Was VoVa, zoals Volk en Vaderland in de volksmond werd genoemd, met name het 'strijd- en propagandablad' van de NSB, Nieuw Nederland was het 'onafhankelijke maandblad voor economie, staatkunde en cultuur'. Nieuw Nederland is eigenlijk het enige Nederlandse tijdschrift geweest, waarin gepoogd is het nationaal-socialisme van een theoretische ondergrond te voorzien. Het blad is van juni 1934 tot oktober 1944 verschenen.

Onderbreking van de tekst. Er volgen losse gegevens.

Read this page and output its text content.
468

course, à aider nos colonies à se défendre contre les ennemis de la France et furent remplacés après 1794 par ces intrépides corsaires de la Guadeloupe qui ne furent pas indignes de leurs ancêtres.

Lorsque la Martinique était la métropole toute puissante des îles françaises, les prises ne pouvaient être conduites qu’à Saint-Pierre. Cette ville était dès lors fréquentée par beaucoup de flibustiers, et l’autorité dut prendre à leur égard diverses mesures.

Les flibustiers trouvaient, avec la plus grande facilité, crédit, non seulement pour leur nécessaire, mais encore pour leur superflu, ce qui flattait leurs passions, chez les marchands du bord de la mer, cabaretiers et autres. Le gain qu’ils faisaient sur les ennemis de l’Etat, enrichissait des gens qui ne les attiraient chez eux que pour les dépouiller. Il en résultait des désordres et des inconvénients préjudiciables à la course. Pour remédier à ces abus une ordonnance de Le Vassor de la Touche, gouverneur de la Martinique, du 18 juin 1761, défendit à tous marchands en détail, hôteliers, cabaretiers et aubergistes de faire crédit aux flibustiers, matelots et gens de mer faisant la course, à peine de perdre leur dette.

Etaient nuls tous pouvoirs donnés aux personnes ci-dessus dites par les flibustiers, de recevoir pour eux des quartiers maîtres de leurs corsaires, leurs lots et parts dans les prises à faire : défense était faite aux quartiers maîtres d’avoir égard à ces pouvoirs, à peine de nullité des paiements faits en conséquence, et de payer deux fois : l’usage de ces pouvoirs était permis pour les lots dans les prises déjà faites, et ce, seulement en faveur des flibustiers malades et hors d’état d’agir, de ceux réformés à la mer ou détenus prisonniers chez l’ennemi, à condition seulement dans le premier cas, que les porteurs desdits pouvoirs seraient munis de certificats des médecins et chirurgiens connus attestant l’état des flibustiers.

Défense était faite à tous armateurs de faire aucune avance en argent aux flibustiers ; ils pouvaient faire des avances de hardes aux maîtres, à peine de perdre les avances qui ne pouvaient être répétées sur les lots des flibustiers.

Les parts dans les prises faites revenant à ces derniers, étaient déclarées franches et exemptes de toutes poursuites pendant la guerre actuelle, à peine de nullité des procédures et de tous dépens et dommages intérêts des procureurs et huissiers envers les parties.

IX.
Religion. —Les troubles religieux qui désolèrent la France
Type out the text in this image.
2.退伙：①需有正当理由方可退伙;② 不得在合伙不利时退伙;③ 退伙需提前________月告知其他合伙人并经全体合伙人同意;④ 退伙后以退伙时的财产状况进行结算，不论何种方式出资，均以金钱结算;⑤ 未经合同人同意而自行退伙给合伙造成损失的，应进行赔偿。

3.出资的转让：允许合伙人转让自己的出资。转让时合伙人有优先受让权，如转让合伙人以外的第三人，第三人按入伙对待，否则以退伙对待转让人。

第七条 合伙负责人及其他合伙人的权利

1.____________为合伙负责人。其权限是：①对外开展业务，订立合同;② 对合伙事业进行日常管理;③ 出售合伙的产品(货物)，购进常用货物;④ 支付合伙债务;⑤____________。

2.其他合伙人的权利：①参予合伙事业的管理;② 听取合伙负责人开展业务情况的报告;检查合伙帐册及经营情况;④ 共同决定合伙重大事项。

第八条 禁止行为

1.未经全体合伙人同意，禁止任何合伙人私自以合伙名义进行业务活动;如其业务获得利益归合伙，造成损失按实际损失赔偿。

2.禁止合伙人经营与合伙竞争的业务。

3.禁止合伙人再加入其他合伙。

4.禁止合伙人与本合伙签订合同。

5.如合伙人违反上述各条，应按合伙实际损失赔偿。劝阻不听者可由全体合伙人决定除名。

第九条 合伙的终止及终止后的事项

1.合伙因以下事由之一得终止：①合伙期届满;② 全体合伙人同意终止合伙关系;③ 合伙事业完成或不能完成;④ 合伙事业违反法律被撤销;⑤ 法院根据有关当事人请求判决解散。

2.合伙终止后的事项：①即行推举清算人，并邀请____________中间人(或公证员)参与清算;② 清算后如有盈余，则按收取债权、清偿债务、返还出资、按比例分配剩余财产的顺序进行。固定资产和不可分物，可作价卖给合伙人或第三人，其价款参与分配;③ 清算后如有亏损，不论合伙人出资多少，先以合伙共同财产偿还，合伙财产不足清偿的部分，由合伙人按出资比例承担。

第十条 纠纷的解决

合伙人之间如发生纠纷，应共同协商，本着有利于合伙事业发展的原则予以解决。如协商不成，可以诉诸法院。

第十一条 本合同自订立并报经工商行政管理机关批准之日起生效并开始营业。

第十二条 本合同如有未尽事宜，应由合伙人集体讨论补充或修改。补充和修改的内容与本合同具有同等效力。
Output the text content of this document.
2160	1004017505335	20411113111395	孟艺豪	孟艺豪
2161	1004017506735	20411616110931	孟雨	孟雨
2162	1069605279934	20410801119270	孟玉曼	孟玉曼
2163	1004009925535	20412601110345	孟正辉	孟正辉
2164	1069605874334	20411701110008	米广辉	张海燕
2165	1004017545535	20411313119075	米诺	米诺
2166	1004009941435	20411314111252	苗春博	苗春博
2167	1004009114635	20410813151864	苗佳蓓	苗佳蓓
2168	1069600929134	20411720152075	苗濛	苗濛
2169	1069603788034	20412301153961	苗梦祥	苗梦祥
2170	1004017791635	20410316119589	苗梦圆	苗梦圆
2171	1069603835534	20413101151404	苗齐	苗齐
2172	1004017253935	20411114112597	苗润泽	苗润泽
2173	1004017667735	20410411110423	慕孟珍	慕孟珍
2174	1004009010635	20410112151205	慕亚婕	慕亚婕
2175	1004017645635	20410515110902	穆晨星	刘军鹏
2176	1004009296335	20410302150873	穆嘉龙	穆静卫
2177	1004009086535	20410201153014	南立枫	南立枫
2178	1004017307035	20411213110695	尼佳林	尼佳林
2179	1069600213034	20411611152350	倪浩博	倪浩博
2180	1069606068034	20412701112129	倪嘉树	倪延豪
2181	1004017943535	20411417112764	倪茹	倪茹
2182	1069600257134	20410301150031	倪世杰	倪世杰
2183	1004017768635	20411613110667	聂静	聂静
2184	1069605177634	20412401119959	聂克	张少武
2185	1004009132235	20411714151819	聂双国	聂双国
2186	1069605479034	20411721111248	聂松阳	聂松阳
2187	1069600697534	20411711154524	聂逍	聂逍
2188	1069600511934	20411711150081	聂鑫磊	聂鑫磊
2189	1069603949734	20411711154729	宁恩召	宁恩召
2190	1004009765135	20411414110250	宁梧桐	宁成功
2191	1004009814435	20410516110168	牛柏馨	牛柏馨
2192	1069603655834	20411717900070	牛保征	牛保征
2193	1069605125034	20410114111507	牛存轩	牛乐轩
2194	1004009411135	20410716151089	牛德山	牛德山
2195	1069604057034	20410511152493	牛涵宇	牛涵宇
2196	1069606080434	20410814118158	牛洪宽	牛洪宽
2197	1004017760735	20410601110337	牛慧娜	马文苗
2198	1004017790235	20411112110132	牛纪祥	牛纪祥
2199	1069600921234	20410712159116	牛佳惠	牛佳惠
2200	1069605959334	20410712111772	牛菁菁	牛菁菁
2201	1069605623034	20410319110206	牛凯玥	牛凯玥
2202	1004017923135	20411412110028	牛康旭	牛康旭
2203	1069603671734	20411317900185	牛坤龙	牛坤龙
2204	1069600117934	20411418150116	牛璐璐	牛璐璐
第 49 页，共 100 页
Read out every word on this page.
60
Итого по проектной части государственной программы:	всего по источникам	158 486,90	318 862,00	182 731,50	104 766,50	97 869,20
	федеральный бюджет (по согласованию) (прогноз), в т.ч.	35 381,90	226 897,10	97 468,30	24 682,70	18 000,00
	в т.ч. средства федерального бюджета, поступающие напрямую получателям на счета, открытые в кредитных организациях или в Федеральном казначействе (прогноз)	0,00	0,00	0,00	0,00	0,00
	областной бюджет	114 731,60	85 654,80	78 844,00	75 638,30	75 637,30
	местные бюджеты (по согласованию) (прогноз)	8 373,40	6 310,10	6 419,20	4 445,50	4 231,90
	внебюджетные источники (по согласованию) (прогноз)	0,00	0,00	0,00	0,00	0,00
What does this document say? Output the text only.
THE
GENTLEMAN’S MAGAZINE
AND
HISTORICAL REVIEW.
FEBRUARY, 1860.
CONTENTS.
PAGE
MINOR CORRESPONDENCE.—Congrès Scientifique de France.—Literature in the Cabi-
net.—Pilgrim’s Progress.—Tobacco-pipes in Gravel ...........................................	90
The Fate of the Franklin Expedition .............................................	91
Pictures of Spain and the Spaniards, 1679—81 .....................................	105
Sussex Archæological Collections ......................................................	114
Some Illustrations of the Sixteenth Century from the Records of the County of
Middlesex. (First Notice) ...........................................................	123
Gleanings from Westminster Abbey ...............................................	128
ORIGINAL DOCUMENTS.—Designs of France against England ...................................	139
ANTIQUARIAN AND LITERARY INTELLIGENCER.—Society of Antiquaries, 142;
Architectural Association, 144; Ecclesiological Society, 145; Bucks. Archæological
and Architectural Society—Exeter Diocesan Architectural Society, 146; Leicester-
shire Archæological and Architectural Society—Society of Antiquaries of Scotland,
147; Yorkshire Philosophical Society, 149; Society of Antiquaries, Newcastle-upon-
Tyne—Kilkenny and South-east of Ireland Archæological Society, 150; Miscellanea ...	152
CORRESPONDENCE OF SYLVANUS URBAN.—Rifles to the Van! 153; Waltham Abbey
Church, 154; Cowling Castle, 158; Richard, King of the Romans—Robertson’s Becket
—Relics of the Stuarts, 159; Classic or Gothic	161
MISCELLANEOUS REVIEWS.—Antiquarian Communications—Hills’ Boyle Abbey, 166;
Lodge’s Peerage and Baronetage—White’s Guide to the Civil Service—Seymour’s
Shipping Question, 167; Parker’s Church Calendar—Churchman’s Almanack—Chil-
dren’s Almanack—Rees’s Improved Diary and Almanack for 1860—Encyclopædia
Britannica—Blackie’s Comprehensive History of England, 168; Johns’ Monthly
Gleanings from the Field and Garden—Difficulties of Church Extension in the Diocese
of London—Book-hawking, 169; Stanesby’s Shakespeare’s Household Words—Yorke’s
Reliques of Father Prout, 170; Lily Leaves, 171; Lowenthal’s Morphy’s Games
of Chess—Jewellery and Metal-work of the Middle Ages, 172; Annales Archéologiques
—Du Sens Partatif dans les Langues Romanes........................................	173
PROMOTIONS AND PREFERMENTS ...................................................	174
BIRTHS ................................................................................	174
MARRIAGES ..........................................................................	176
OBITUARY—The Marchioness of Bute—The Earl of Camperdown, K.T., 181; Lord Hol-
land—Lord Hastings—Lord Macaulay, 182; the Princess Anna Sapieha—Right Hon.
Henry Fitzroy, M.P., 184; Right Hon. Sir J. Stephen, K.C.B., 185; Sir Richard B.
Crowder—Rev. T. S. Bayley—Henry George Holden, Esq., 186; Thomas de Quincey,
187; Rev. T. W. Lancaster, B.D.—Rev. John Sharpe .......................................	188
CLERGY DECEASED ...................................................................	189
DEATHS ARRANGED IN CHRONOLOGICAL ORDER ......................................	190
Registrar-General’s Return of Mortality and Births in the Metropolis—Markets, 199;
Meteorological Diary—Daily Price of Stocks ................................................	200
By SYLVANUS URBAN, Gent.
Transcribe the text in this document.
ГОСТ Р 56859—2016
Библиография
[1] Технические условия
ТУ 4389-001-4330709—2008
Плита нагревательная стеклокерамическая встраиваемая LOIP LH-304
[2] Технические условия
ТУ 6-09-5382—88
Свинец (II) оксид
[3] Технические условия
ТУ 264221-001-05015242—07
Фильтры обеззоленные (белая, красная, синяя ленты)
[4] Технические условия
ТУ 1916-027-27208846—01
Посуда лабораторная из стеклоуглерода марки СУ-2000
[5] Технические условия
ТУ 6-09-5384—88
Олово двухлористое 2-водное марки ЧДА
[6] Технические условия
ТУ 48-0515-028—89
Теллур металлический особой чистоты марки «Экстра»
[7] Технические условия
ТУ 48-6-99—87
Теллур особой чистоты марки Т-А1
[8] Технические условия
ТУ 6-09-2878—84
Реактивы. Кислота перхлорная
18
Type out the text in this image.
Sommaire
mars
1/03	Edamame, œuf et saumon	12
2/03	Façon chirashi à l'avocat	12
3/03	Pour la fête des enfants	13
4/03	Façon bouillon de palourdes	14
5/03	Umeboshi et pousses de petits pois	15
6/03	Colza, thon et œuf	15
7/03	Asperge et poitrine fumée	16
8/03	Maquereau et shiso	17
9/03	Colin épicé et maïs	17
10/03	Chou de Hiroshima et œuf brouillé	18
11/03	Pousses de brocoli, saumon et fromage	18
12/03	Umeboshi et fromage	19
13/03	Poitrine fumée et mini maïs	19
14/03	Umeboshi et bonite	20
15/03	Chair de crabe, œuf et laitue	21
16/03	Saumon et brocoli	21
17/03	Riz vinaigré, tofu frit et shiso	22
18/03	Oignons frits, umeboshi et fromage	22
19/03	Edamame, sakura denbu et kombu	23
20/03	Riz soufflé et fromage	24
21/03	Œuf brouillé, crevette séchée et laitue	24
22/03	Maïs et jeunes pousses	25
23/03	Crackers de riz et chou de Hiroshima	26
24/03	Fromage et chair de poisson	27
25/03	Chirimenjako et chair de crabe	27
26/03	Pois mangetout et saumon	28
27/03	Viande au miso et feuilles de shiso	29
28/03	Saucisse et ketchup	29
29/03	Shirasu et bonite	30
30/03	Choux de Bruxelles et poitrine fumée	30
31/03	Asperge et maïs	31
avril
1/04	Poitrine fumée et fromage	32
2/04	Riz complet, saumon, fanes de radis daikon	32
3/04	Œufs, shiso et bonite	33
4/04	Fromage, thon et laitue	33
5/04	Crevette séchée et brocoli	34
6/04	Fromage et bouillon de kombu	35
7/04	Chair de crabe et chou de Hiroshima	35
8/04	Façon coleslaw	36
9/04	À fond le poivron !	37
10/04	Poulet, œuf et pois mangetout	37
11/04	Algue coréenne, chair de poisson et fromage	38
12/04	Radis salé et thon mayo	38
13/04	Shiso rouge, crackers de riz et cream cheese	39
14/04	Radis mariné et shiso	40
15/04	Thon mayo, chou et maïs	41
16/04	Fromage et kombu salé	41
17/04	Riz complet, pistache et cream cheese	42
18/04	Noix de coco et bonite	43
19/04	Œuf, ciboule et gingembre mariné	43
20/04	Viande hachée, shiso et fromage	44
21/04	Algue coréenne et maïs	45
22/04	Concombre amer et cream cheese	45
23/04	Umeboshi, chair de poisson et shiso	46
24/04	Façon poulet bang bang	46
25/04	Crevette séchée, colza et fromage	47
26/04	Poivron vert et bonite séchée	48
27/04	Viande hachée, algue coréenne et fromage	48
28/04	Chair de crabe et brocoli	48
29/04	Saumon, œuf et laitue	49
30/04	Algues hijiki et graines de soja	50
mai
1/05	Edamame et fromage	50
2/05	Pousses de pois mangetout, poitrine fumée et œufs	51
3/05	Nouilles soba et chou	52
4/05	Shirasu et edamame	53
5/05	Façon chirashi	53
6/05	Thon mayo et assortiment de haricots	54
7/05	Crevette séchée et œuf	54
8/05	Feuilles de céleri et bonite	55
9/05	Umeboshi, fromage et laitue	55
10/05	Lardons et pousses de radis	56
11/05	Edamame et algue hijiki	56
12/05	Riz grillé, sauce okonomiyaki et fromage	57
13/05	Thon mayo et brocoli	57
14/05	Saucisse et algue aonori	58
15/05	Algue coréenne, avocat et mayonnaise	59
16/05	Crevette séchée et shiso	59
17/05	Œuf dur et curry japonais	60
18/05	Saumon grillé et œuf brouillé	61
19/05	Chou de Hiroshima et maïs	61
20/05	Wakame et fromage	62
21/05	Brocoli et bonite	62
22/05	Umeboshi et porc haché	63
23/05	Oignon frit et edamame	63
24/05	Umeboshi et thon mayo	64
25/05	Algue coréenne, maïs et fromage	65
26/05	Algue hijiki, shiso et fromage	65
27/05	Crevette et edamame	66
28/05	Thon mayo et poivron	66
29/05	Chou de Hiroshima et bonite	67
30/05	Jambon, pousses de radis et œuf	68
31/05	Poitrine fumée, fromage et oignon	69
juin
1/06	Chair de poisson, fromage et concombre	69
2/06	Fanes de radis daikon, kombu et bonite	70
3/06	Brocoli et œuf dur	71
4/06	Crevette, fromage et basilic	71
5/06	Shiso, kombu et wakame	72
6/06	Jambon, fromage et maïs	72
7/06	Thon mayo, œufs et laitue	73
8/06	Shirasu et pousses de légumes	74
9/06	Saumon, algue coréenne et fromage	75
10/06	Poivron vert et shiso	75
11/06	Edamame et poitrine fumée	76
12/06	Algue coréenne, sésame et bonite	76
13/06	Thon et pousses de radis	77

Een ander maandblad van het eerste uur was 'De Wolfsangel'. Deze periodiek heeft onder deze naam echter slechts twee jaar bestaan. De gang van zaken rondom dit maandblad was illustratief voor de zwalkende koers van zowel de NSB als NENASU. Het centrale thema van het tijdschrift was de verheerlijking van de Germaanse leefwijze. Dit ging gepaard met allerlei - ook toen nog binnen de NSB - omstreden racistische theorieën. De leiding van de NSB wilde daar niet langer mee geassocieerd worden, waardoor de uitgave aan het begin van de tweede jaargang door NENASU werd overgedragen aan de stichting 'Der Vaderen Erfdeel - werkgemeenschap voor volkenkunde'. Dit was echter een vestzak-broekzak-operatie, want deze stichting maakte gebruik van de NENASU-postbus in Leiden. Om de schijn van onafhankelijkheid op te houden, werd later ook de naam van dit blad nog tweemaal gewijzigd.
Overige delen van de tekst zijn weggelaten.